Gastrointestinal Endoscopy | 2009

Natural orifice versus conventional laparoscopic distal pancreatectomy in a porcine model: a randomized, controlled trial

Field F. Willingham; Denise W. Gee; Patricia Sylla; Avinash Kambadakone; Anand Singh; Dushyant V. Sahani; Mari Mino-Kenudson; David W. Rattner; William R. Brugge

BACKGROUND Natural orifice transluminal endoscopic surgery (NOTES) research has primarily involved case series reports of low-risk procedures. Distal pancreatectomy has significant postoperative morbidity and would permit rigorous examination in a controlled trial setting. OBJECTIVE To compare endoscopic transgastric distal pancreatectomy (ETDP) and laparoscopic distal pancreatectomy (LDP). DESIGN Prospective, randomized, controlled trial. SETTING Academic hospital. SUBJECTS Forty-one swine, 28 block randomized. INTERVENTIONS LDP was performed with 3 trocars and stapled transection of the pancreas. ETDP was performed via a gastrotomy, with 1 trocar for visualization, by using endoloop placement, snare transection, and purse-string gastrotomy closure. MAIN OUTCOME MEASUREMENTS Clinical examination, CT, serum chemistries, necropsy, peritoneal fluid analysis, and histologic examination. RESULTS Swine were survived for 8 days.
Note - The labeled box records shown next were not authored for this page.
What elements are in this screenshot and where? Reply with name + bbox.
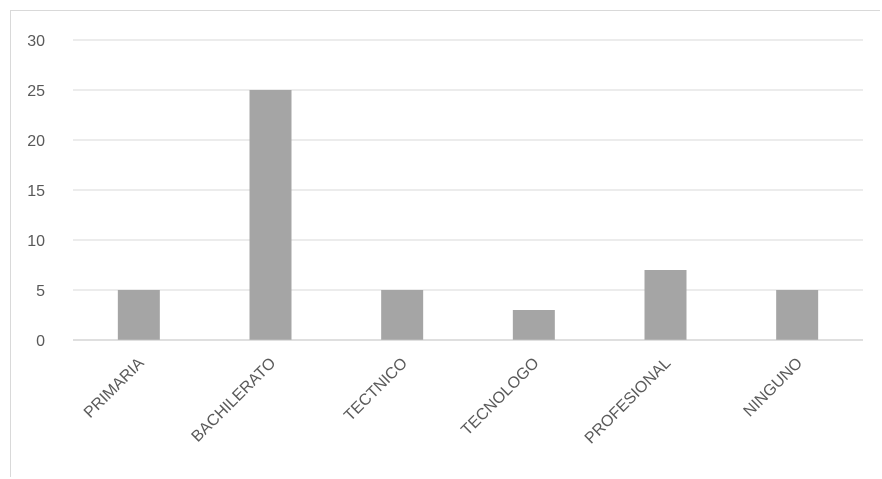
bar-primaria — [117, 290, 160, 340]
bar-bachilerato — [249, 90, 292, 340]
x-axis-tick-labels: PRIMARIA BACHILERATO TECTNICO TECNOLOGO PROF… — [81, 355, 806, 448]
x-tick-label: TECTNICO — [341, 355, 411, 425]
x-tick-label: PROFESIONAL — [582, 355, 675, 448]
bar-ninguno — [776, 290, 819, 340]
chart-frame — [10, 10, 880, 477]
y-tick-label: 15 — [27, 183, 45, 200]
x-tick-label: BACHILERATO — [189, 355, 280, 446]
x-tick-label: TECNOLOGO — [458, 355, 542, 439]
y-tick-label: 20 — [27, 133, 45, 150]
y-axis-tick-labels: 0 5 10 15 20 25 30 — [27, 33, 45, 350]
y-tick-label: 30 — [27, 33, 45, 50]
y-tick-label: 10 — [27, 233, 45, 250]
y-tick-label: 5 — [36, 283, 45, 300]
gridlines — [73, 39, 863, 291]
bar-profesional — [644, 270, 687, 340]
bars — [117, 90, 819, 340]
x-tick-label: NINGUNO — [741, 355, 806, 420]
x-tick-label: PRIMARIA — [81, 355, 148, 422]
bar-tectnico — [381, 290, 424, 340]
y-tick-label: 25 — [27, 83, 45, 100]
y-tick-label: 0 — [36, 333, 45, 350]
bar-tecnologo — [512, 310, 555, 340]
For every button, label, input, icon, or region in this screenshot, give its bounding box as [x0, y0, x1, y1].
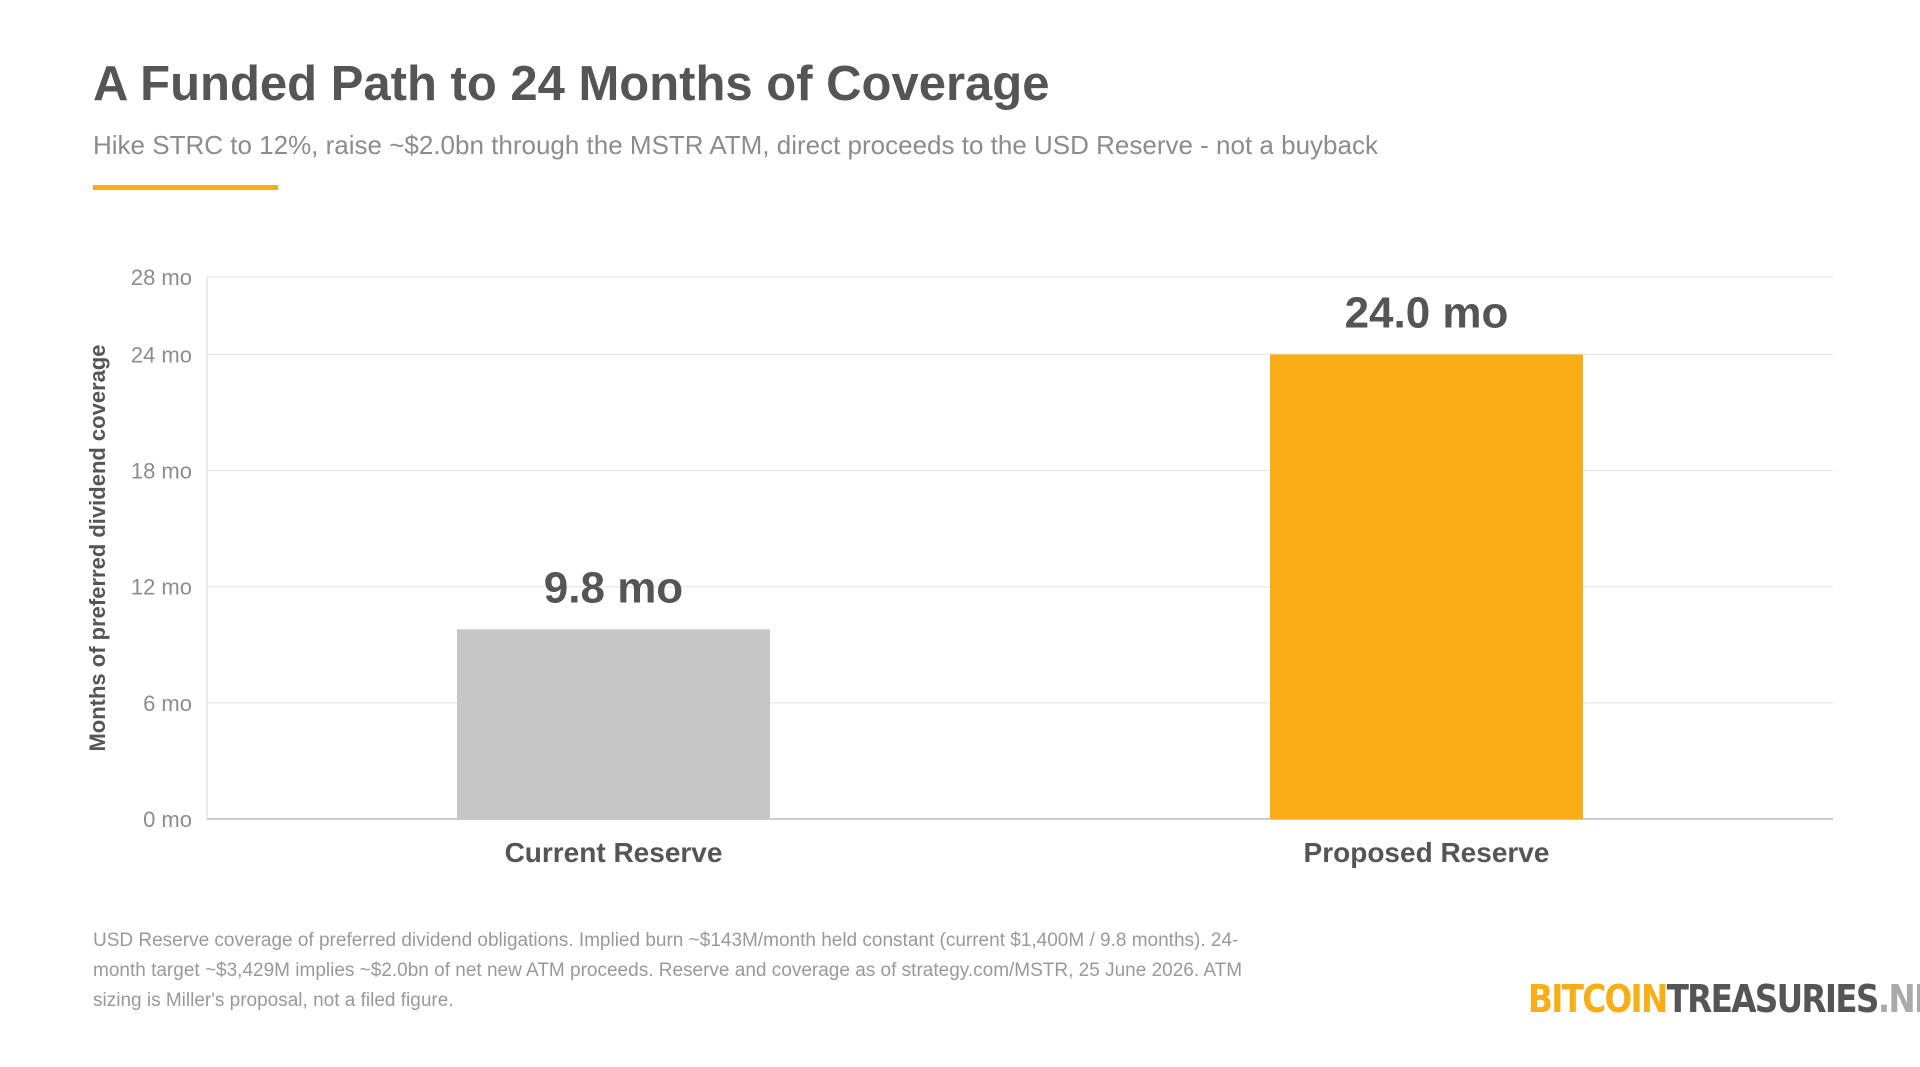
y-tick-label: 6 mo	[143, 691, 192, 716]
y-tick-label: 18 mo	[131, 459, 192, 484]
chart-title: A Funded Path to 24 Months of Coverage	[93, 57, 1050, 111]
bitcointreasuries-logo: BITCOINTREASURIES.NET	[1528, 977, 1920, 1021]
y-tick-label: 0 mo	[143, 807, 192, 832]
x-category-label: Current Reserve	[505, 837, 723, 868]
footnote: USD Reserve coverage of preferred divide…	[93, 930, 1243, 1011]
logo-part-net: .NET	[1877, 977, 1920, 1021]
accent-divider	[93, 185, 278, 190]
bar-chart: 0 mo 6 mo 12 mo 18 mo 24 mo 28 mo Months of pr…	[85, 265, 1833, 868]
y-axis-label: Months of preferred dividend coverage	[85, 344, 110, 751]
data-label: 24.0 mo	[1345, 288, 1509, 337]
y-tick-label: 12 mo	[131, 575, 192, 600]
y-tick-label: 24 mo	[131, 342, 192, 367]
data-label: 9.8 mo	[544, 563, 683, 612]
bar-current-reserve	[457, 629, 770, 819]
y-tick-label: 28 mo	[131, 265, 192, 290]
logo-part-treasuries: TREASURIES	[1666, 977, 1880, 1021]
chart-subtitle: Hike STRC to 12%, raise ~$2.0bn through …	[93, 130, 1378, 160]
x-category-label: Proposed Reserve	[1304, 837, 1550, 868]
logo-part-bitcoin: BITCOIN	[1528, 977, 1668, 1021]
bar-proposed-reserve	[1270, 354, 1583, 819]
The procedure time for ETDP was significantly greater than for LDP (1:52 vs 0:33 [hours:minutes]; P = .00). Pancreatic specimen weight was similar (4.1 g vs 5.5 g; P = .108). Postoperatively, 26 of 28 animals thrived. In the LDP group, 1 death caused by pancreatic leak and renal failure occurred on day 1. In the ETDP group, 1 death caused by pneumothorax occurred intraoperatively. The necropsy, CT, and histologic examinations revealed focal resection-margin necrosis in 3 to 7 swine in the ETDP group with no proximal necrosis or pancreatitis. The groups were equivalent clinically, by survival, and by serum and peritoneal fluid analysis. The gastrotomy closure was associated with small serosal adhesions, but no gross abscess or necrosis. LIMITATION Animal study. CONCLUSIONS In the largest controlled trial of NOTES orifice surgery to date, there was no clinical or survival difference between NOTES and laparoscopic approaches.